When Charles Vanden Haute published a more or less accurate description of the memorial list of the Bruges painters’ trade in 1913, the register had suffered no damage whatsoever. It was not damaged until World War II, just a few weeks before the Liberation in September 1944. In 1942, the City Council had considered it advisable for security’s sake to remove the most precious pieces of the City Archives, the Groeninge Museum, the City Library and the social welfare council and to store them in the uninhabited but well-maintained castle of Lavaux-Sainte-Anne (presently the City of Rochefort in the province of Namur). The documents and works of art were moved during the month of June. There they were held in custody of Herman Bouchery, an Antwerp curator who also was responsible for the moved documents and masterpieces of Antwerp. The transfer to Lavaux-Sainte-Anne was carried out at the urgent request of the German military authorities, though with the approval of the City Council. On 27 January 1944 it was also decided by the City Council at the suggestion of the City archivist to move fifty additional boxes of charters to Lavaux-Sainte-Anne. Most of the records were stored in some two hundred wooden cases in the castle’s cellars. After having been inspected by the assistant archivist Albert Schouteet the documents were removed from the cases on 6 July 1942: some documents had suffered moisture damage. Thereupon, these records were preserved in three halls on the first floor of the castle. It is unknown if the memorial list had already suffered damage at the time.
The transport to Lavaux-Sainte-Anne was intended as a precaution against possible war damage, as Bruges was located at less than 30 km away from the coast. However, armed resistance groups were on active service. On 10 and 11 August 1944, a resistance group attacked the castle. For that reason the curator Bouchery decided to evacuate the masterpieces and documents from the castle. The preliminary work for the move already started on 14 August 1944. Various Bruges paintings, especially Flemish Primitives, had already been transported to Brussels in June 1944, where they would be preserved in the Société Générale’s cellars henceforth. On 16 August 1944, the Bruges City Council decided that the cases and boxes of the City Archives of Bruges, together with the remaining masterpieces and precious works of the City Library, had to be taken to Brussels. A first convoy left on 22 August 1944. Subsequently, the second convoy left on 26 August. This second convoy was inadvertently fired upon by the allied air force in Bouvignes (currently the Cityity of Dinant) shortly after it had left. Five trucks were riddled with bullets. During the firing, two guides were killed, there were five serious casualties and various people were slightly wounded. Several records had obviously suffered damage as well.
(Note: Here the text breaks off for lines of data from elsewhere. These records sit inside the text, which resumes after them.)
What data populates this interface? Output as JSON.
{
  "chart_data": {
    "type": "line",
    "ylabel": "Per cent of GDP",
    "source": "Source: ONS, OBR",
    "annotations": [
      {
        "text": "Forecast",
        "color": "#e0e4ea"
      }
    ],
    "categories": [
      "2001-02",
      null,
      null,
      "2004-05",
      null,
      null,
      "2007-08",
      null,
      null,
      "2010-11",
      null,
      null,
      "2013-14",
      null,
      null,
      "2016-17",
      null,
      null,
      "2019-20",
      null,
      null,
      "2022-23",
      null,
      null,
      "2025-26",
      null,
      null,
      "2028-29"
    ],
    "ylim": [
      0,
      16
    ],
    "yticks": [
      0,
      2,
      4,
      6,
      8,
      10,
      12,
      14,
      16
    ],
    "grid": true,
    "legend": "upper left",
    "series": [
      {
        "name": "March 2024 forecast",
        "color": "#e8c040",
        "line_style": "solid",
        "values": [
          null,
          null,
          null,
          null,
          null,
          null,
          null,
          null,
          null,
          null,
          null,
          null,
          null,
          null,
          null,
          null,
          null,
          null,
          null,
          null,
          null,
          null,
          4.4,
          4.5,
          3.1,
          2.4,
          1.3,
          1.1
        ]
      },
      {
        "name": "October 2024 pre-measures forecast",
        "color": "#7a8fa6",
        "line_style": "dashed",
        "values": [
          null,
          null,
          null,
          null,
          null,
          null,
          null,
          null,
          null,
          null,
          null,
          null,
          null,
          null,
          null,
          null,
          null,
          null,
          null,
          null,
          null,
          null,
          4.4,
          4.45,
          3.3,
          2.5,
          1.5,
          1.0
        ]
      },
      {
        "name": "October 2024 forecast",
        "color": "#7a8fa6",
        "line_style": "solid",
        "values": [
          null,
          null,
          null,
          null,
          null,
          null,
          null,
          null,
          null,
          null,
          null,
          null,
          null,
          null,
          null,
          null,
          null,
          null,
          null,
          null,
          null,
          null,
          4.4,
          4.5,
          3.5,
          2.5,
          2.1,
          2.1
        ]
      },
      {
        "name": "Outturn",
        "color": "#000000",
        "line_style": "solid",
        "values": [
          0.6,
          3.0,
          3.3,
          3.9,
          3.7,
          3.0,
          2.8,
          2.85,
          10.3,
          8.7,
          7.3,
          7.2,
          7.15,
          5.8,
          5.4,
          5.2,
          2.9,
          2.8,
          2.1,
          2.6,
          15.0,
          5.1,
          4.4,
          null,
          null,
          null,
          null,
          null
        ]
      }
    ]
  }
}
Ever since, quite some documents of the City Archives have had bullet holes.
The memorial list of the Bruges painters’ trade had suffered an awful lot of damage. A bullet had penetrated the register from the back side and got stuck against the inner side of the front board. The wooden boards were shattered and parts are missing. The parchment leaves all have a bullet hole in the text section. Around this hole there were many long irregular star-shaped tears.
The Bruges archive records were moved to Brussels after this unfortunate incident. They remained in the cellars of the National Bank until 17 May 1945, more than eight months after the Liberation of Bruges and more than a week after the official war end.